The Hidden Complexity of the Super Bowl
Keith Allison

The Hidden Complexity of the Super Bowl

Tom Brady had an incredible overtime at the Super Bowl last weekend.

After having come back from the biggest deficit in Super Bowl history, he completed passes for first 6, then 14, and then 16 yards in quick succession. After a loss of three yards, Brady completed again for 15 yards to put the Patriots deep into the Falcons half. After an interference call that had Atlanta fans cursing, Brady and his team lined up at the two-yard line. Two plays and an almost interception later and James White scored the game-winning touchdown that delivered Brady his fifth Super Bowl ring.

What a game: who could have predicted that sort of comeback? Nobody, right?

But there was a lot about the game, about the Patriots victory, and about Tom Brady’s passes that was predictable - family easily predictable.

For example, Tom Brady completed 43 out of 62 of the passes he threw, a Super Bowl record. How was it possible for him to hit his receiver so often? The computations in the huddle or on the sidelines light be complicated, but the physics are simple. A football thrown at a certain angle and velocity will reach a point in space at a specified time, and a receiver where that ball is going to be can arrange to be there to catch it. There isn’t a lot of physics being done on the field, of course, but hours of training drills guarantee that when Brady calls the play and releases the ball as planned, his receiver knows where that ball will be a few seconds later.

Other parts of the Super Bowl are less simple, however. Indeed, the Super Bowl is a fantastic example of multiple complex systems interacting in fascinating ways.

Take the ticket price, for example. Officially, seats at the game cost anywhere from $2,500 to $12,000 but prices vary per public demand, the teams who make the game, and availability of tickets on the resale market. In 2013 the average resale price for a ticket to the Ravens-49ers matchup was $2,173. In 2015 when the Patriots met the Seahawks the average re-sale price jumped to nearly $7,000. This year the average price hovered around $5,000. Predicting where Tom Brady is going to place the ball is easy but predicting what it will cost to watch him do so is hard.

Or consider how the fans in the stadium got to the game. In 2014 New Jersey’s MetLife Stadium played host to Super Bowl XLVIII between the Broncos and the Seahawks. It was billed as “the first mass transit Super Bowl” when almost all the 80,000 fans who arrived at the game did so by either rail or bus. In a European city, this might not make for much complexity; indeed, in my home city of Lyon almost all of the fans who voyage to the 60,000 seat Parc OL stadium do so by tram or bus, and the price of the transport is included in the price of the seat. However, in the case of the MetLife stadium, it took coordination between five different authorities to get everyone to the stadium on-time. New Jersey Transit, New York's MTA, the PATH system, the interstate Amtrak system, and even New York Waterways had to align schedules, coordinate timing, deal with congestion, and anticipate traffic snafus in tight windows of only a couple of hours pre- and post-game. What’s more, they had to do all this while still serving the other 11 million mass transit passengers who travel in the region around the stadium each day.
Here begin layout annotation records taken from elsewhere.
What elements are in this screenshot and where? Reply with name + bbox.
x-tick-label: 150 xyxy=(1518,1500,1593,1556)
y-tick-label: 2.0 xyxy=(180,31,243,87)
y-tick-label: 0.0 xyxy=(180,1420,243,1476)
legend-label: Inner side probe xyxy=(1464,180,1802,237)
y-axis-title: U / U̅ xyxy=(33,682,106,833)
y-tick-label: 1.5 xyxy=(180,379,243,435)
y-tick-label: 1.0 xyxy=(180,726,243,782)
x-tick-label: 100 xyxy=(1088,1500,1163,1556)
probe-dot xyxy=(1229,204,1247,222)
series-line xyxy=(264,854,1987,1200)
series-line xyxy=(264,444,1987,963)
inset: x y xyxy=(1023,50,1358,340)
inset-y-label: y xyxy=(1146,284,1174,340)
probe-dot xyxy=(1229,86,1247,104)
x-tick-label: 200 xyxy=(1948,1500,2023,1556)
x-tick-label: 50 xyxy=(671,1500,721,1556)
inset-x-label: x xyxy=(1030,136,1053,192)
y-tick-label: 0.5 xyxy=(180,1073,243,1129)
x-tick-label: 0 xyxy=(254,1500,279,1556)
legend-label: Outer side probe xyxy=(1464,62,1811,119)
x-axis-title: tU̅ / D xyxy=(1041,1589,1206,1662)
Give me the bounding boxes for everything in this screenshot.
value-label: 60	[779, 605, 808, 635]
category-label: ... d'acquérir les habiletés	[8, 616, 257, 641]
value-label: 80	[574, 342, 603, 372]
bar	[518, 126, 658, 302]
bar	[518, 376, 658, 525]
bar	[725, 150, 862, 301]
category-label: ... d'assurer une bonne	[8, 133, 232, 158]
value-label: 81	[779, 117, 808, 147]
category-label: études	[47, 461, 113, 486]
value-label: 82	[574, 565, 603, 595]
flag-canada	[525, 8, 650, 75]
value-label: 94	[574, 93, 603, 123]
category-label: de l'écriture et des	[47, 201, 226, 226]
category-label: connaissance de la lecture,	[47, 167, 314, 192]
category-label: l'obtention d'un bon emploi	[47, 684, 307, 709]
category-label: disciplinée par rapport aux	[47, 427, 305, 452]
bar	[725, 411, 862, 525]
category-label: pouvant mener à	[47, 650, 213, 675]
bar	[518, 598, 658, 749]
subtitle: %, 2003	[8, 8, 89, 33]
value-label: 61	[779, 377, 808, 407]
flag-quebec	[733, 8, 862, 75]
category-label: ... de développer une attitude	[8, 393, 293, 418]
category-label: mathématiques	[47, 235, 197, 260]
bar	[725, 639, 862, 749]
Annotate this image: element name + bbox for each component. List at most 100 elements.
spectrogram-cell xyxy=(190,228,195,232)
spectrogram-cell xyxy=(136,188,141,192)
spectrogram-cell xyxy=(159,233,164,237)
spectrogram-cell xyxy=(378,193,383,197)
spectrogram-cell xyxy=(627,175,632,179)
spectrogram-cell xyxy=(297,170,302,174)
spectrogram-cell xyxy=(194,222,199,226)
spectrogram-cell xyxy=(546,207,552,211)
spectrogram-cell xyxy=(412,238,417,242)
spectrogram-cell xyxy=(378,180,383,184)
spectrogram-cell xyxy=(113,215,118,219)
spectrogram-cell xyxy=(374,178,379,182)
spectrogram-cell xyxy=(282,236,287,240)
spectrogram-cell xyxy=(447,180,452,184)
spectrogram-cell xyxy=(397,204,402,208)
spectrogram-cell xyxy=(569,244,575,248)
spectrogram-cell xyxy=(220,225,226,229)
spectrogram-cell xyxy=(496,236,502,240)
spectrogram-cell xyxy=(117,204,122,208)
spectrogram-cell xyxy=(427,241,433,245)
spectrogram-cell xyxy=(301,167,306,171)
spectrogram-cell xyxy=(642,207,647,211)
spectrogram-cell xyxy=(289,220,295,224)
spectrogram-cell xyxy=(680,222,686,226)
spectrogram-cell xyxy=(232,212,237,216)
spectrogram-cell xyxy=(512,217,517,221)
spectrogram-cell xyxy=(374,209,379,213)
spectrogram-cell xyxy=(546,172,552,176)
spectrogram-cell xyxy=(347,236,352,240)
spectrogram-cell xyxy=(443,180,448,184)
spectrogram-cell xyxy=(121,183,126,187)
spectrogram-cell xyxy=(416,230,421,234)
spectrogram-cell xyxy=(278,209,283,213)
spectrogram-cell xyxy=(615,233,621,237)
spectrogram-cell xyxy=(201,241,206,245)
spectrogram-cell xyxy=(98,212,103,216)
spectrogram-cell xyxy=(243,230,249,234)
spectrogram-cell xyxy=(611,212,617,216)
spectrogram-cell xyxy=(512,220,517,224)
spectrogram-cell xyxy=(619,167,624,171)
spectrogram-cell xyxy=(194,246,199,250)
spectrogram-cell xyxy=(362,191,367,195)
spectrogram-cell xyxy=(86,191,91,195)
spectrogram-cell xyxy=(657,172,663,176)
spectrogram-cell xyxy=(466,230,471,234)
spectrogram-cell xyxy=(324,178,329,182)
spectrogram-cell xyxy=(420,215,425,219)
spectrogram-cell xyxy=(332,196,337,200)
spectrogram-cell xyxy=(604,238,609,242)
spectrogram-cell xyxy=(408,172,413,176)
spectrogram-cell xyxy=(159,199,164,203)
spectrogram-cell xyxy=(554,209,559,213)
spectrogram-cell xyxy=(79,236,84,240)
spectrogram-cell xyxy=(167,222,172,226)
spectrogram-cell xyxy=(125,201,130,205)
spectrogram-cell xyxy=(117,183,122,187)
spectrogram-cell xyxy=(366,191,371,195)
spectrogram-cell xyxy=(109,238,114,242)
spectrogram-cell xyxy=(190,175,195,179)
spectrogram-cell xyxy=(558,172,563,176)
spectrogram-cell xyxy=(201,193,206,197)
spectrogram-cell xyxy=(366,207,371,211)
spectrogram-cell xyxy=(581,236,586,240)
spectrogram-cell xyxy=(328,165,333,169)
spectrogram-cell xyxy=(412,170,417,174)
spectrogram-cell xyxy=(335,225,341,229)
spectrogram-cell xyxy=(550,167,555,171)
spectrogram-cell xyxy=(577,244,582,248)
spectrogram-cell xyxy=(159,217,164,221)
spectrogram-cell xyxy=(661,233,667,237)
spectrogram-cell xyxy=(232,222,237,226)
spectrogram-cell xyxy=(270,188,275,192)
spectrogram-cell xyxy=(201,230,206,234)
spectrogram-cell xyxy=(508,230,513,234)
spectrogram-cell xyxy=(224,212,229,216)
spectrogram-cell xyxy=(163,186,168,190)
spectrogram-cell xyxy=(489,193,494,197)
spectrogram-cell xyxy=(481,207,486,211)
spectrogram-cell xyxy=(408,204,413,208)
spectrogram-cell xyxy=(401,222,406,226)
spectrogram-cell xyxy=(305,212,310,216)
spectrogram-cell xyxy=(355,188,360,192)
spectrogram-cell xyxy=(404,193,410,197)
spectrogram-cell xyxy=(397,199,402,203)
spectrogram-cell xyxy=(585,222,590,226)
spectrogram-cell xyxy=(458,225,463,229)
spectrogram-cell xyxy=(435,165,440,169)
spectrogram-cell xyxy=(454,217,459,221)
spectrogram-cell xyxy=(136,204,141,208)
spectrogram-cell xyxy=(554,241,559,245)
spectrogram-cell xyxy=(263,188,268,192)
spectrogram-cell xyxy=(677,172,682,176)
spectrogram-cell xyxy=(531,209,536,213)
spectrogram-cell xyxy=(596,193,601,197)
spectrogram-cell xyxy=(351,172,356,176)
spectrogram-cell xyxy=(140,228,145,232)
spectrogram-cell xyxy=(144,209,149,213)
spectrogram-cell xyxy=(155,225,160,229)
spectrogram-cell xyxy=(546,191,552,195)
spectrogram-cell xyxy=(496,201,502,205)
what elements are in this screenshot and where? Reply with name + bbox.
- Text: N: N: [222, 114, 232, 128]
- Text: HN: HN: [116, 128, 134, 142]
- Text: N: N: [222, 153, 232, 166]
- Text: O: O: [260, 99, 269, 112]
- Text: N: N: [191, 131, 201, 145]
At CoSMo we’ve worked with transportation networks and, trust me, if it sounds like a complex task you don’t know the half of it!

How can this complexity be understood and managed in the optimal manner?

Unlike a Tom Brady pass where the future position of the ball can be predicted and calculated for any angle, velocity, rate of spin, and even temperature with relative ease, there is no simple way to calculate the future position or trajectory of a complex system. It’s not that we don’t understand the mathematics, it’s just that understanding the mathematics doesn’t make any difference. We can’t do anything but sit back and wait for the complexity to play out in real time. Put another way, there are no shortcuts when it comes to predicting the future state of a complex system by doing the math.

But while we can’t take a mathematical shortcut to the future state of a complex system, we can model and simulate that system to determine what the future state will be. If we can model all the important systems and sub-systems precisely enough, if we identify the causes of change and the impacts of those changes on the systems and sub-systems, and if we bake in expert knowledge of the systems as well as the latest approaches in complexity science, and then run simulations on that model, well then we can reliably determine what the future state of the system will be.

This modeling and simulation approach is the only way to accurately predict the future of a complex system. Unlike trying to do the complex mathematics learning how a system evolves in real-time and without a shortcut, a simulation can be done in minutes and predict the future state of a complex system decades in advance. It’s the only way for companies, municipalities, and governments to understand how their complex systems will evolve, and the only way to determine which strategies to employ to take advantage of that complexity.